Slovenia is seeking bids for a majority stake in Telekom Slovenije d.d., the most valuable of 15 companies the government wants to sell and raise cash after a 3.2 billion-euro ($4.4 billion) bank bailout.
Slovenska Odskodninska Druzba, the agency managing state assets, is offering 75.6 percent of Telekom Slovenije with a deadline for bids set for April 23, it said in an e-mailed statement today. Telekom Slovenije’s enterprise value is 1.2 billion euros, according to data compiled by Bloomberg.
The Adriatic nation, among the slowest in eastern Europe to sell state assets, wants to attract foreign investors to its companies and banks as it seeks to lower its debt, which has more than tripled since the adoption of the euro in 2007. Slovenia failed to sell Telekom Slovenije in 2008 as it rejected offers from two final bidders, Iceland’s Skipti HF and a partnership between Bain Capital LLC, Germany’s Axos Capital and a local Slovenian company.
“Some financial ratios and other numbers suggest current market price offers limited upside in terms of possible takeover premium,” Jernej Kozlevcar, who helps manage 530 million euros at Triglav Asset Management Co. in Ljubljana, said in an e-mail today.
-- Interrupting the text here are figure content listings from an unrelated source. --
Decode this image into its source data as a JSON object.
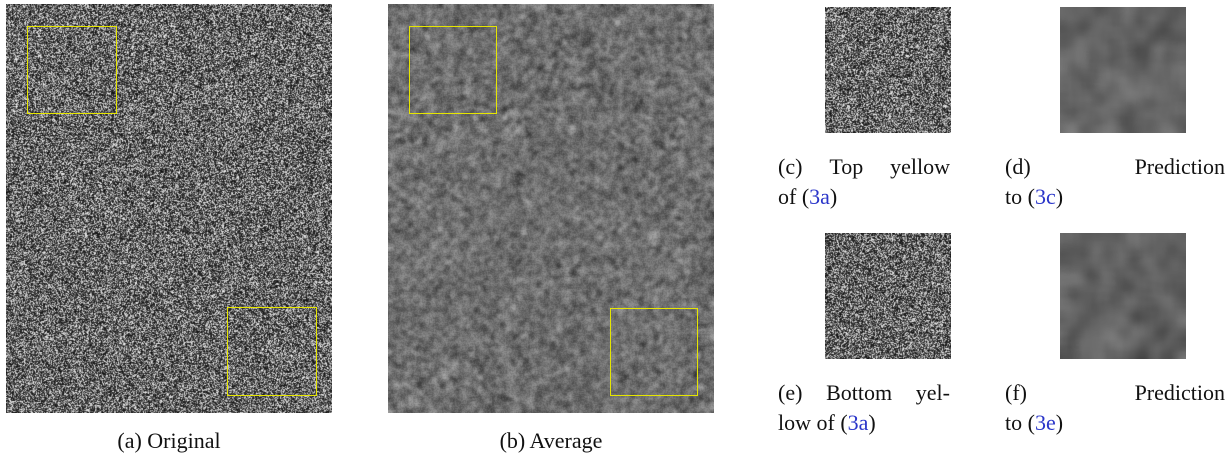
{
  "panels": {
    "a": {
      "caption": "(a) Original"
    },
    "b": {
      "caption": "(b) Average"
    },
    "c": {
      "caption_line1": [
        "(c)",
        "Top",
        "yellow"
      ],
      "caption_pre": "of (",
      "ref": "3a",
      "caption_post": ")"
    },
    "d": {
      "caption_line1": [
        "(d)",
        "Prediction"
      ],
      "caption_pre": "to (",
      "ref": "3c",
      "caption_post": ")"
    },
    "e": {
      "caption_line1": [
        "(e)",
        "Bottom",
        "yel-"
      ],
      "caption_pre": "low of (",
      "ref": "3a",
      "caption_post": ")"
    },
    "f": {
      "caption_line1": [
        "(f)",
        "Prediction"
      ],
      "caption_pre": "to (",
      "ref": "3e",
      "caption_post": ")"
    }
  },
  "colors": {
    "highlight_box": "#e6e600",
    "reference_link": "#2a35c9"
  }
}
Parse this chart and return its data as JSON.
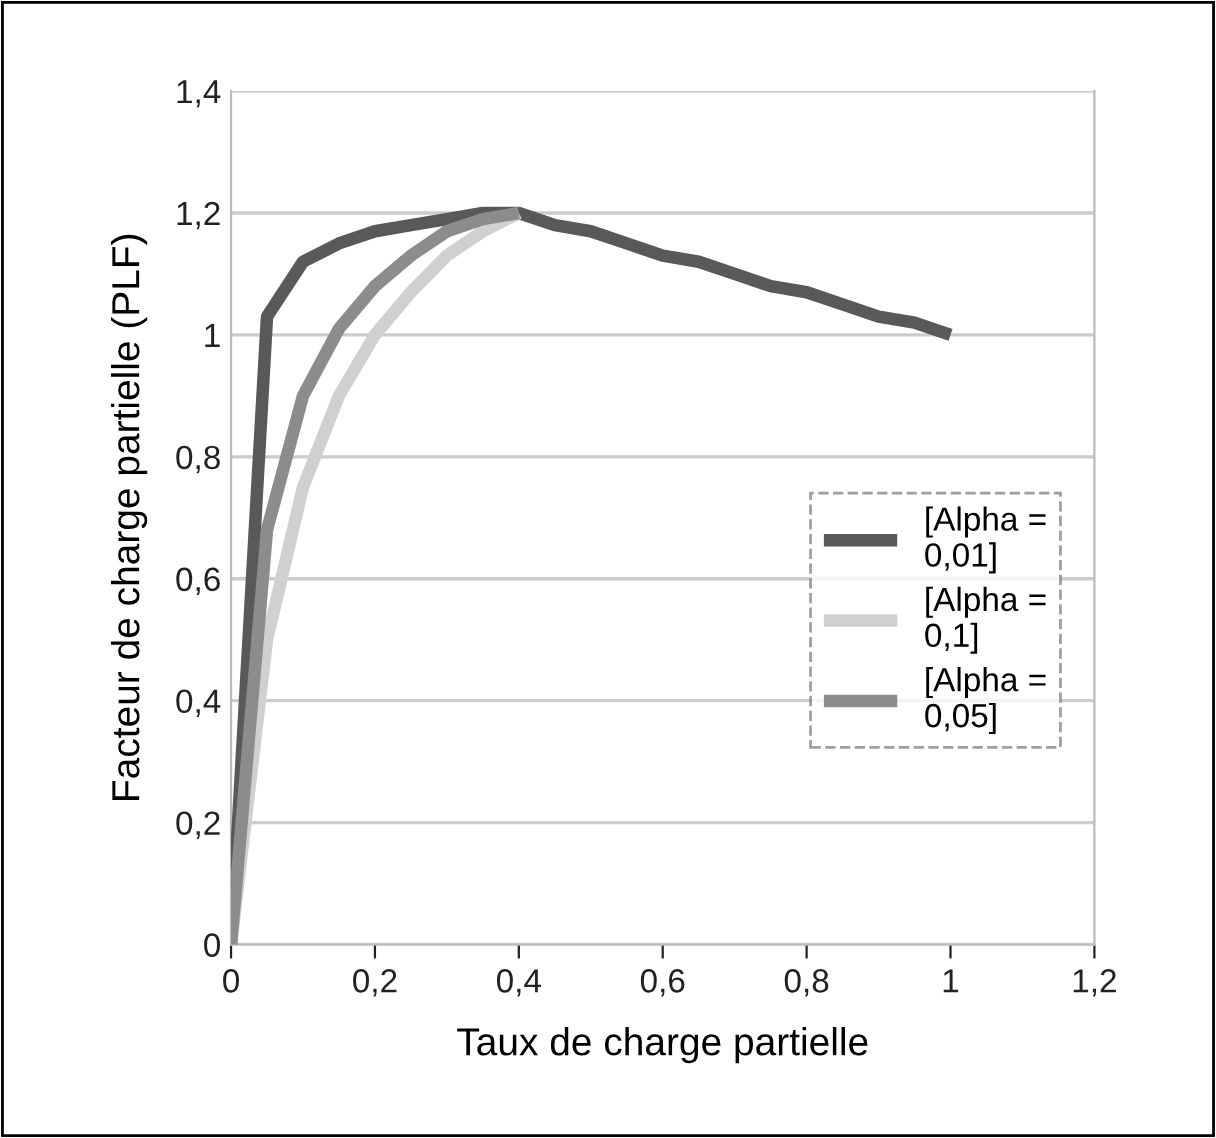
{
  "chart_data": {
    "type": "line",
    "xlabel": "Taux de charge partielle",
    "ylabel": "Facteur de charge partielle (PLF)",
    "xlim": [
      0,
      1.2
    ],
    "xticks": [
      0,
      {
        "value": 0.2,
        "label": "0,2"
      },
      {
        "value": 0.4,
        "label": "0,4"
      },
      {
        "value": 0.6,
        "label": "0,6"
      },
      {
        "value": 0.8,
        "label": "0,8"
      },
      1,
      {
        "value": 1.2,
        "label": "1,2"
      }
    ],
    "ylim": [
      0,
      1.4
    ],
    "yticks": [
      0,
      {
        "value": 0.2,
        "label": "0,2"
      },
      {
        "value": 0.4,
        "label": "0,4"
      },
      {
        "value": 0.6,
        "label": "0,6"
      },
      {
        "value": 0.8,
        "label": "0,8"
      },
      1,
      {
        "value": 1.2,
        "label": "1,2"
      },
      {
        "value": 1.4,
        "label": "1,4"
      }
    ],
    "grid": "y",
    "legend": "right",
    "marker": "none",
    "line_style": "solid",
    "series": [
      {
        "name": "[Alpha =\n0,01]",
        "color": "#595959",
        "x": [
          0,
          0.05,
          0.1,
          0.15,
          0.2,
          0.25,
          0.3,
          0.35,
          0.4,
          0.45,
          0.5,
          0.55,
          0.6,
          0.65,
          0.7,
          0.75,
          0.8,
          0.85,
          0.9,
          0.95,
          1.0
        ],
        "values": [
          0,
          1.03,
          1.12,
          1.15,
          1.17,
          1.18,
          1.19,
          1.2,
          1.2,
          1.18,
          1.17,
          1.15,
          1.13,
          1.12,
          1.1,
          1.08,
          1.07,
          1.05,
          1.03,
          1.02,
          1.0
        ]
      },
      {
        "name": "[Alpha =\n0,1]",
        "color": "#d0d0d0",
        "x": [
          0,
          0.05,
          0.1,
          0.15,
          0.2,
          0.25,
          0.3,
          0.35,
          0.4
        ],
        "values": [
          0,
          0.5,
          0.75,
          0.9,
          1.0,
          1.07,
          1.13,
          1.17,
          1.2
        ]
      },
      {
        "name": "[Alpha =\n0,05]",
        "color": "#8c8c8c",
        "x": [
          0,
          0.05,
          0.1,
          0.15,
          0.2,
          0.25,
          0.3,
          0.35,
          0.4
        ],
        "values": [
          0,
          0.68,
          0.9,
          1.01,
          1.08,
          1.13,
          1.17,
          1.19,
          1.2
        ]
      }
    ]
  }
}
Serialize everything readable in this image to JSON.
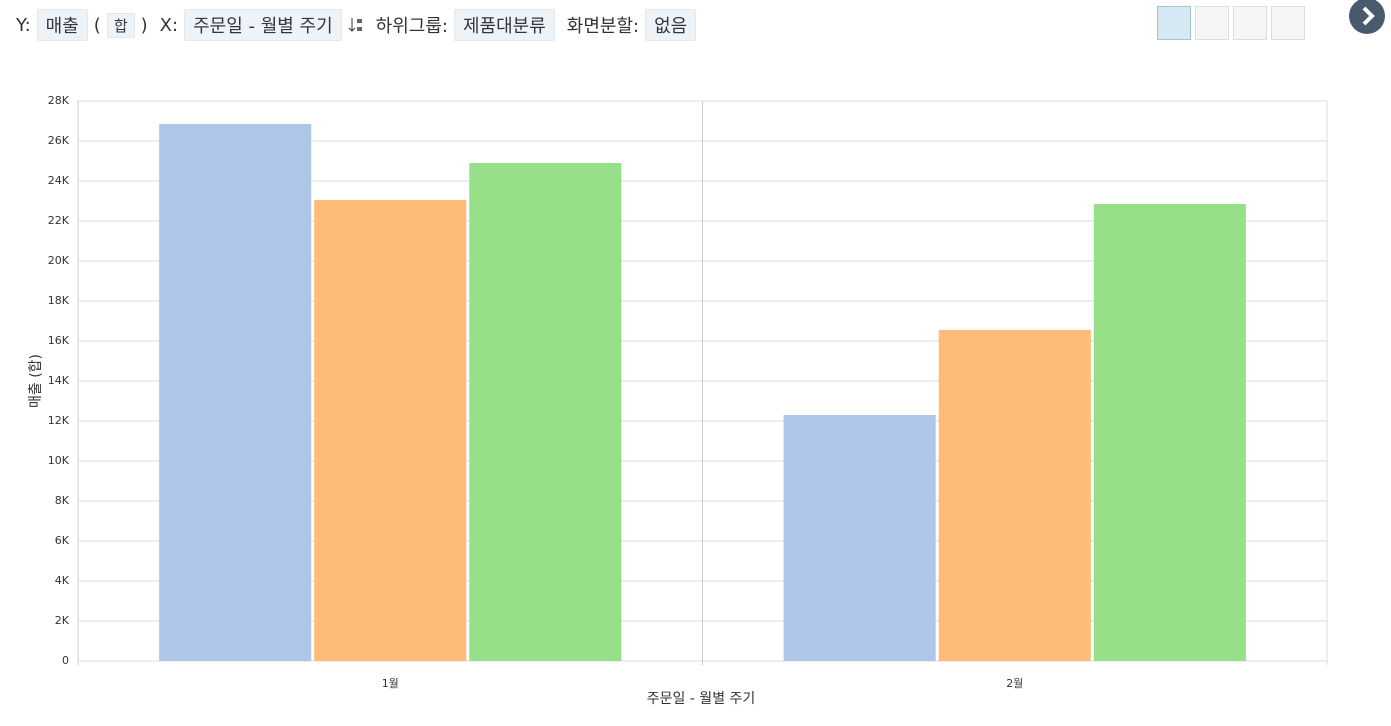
{
  "toolbar": {
    "y_label": "Y:",
    "y_field": "매출",
    "open_paren": "(",
    "aggregate": "합",
    "close_paren": ")",
    "x_label": "X:",
    "x_field": "주문일 - 월별 주기",
    "subgroup_label": "하위그룹:",
    "subgroup_field": "제품대분류",
    "split_label": "화면분할:",
    "split_field": "없음"
  },
  "chart_data": {
    "type": "bar",
    "xlabel": "주문일 - 월별 주기",
    "ylabel": "매출 (합)",
    "categories": [
      "1월",
      "2월"
    ],
    "series": [
      {
        "color": "#aec7e8",
        "values": [
          26850,
          12300
        ]
      },
      {
        "color": "#ffbb78",
        "values": [
          23050,
          16550
        ]
      },
      {
        "color": "#98df8a",
        "values": [
          24900,
          22850
        ]
      }
    ],
    "ylim": [
      0,
      28000
    ],
    "yticks": [
      0,
      {
        "value": 2000,
        "label": "2K"
      },
      {
        "value": 4000,
        "label": "4K"
      },
      {
        "value": 6000,
        "label": "6K"
      },
      {
        "value": 8000,
        "label": "8K"
      },
      {
        "value": 10000,
        "label": "10K"
      },
      {
        "value": 12000,
        "label": "12K"
      },
      {
        "value": 14000,
        "label": "14K"
      },
      {
        "value": 16000,
        "label": "16K"
      },
      {
        "value": 18000,
        "label": "18K"
      },
      {
        "value": 20000,
        "label": "20K"
      },
      {
        "value": 22000,
        "label": "22K"
      },
      {
        "value": 24000,
        "label": "24K"
      },
      {
        "value": 26000,
        "label": "26K"
      },
      {
        "value": 28000,
        "label": "28K"
      }
    ],
    "grid": true
  }
}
Possible buyers may be “telecommunication companies, which have targeted the region and have made some takeovers already in the past,” he said.
Slovenia’s debt soared to about 72 percent of gross domestic product at the end of last year from 23 percent in 2008. It is set to advance to 81 percent of GDP by the end of 2014, according to the Slovenian statistics office. The budget gap widened to about 15% of GDP last year as the government spent 3.2 billion euros to bail out unprofitable banks.
Deutsche Telekom AG (DTE) may be interested in acquiring the Slovenian phone company, German newspaper Handelsblatt reported in February, citing unnamed Slovenian government sources.
Shares of Telekom Slovenije advanced one euro, or 0.75 percent, to 135 euros on the Ljubljana stock exchange at 12:03 p.m., according to data compiled by Bloomberg. The stock gained 75 percent in a 12-month period, giving the company a market value of 882 million euros, data shows.
Slovenia has so far sold two companies of the 15 slated for sale, including the lender Nova Kreditna Banka Maribor d.d. The sales of Fotona d.d., a manufacturer of medical equipment, and Helios d.d., a maker of coatings, are in their closing stages, Natasa Novak, spokeswoman for the asset-managing agency, said by phone today.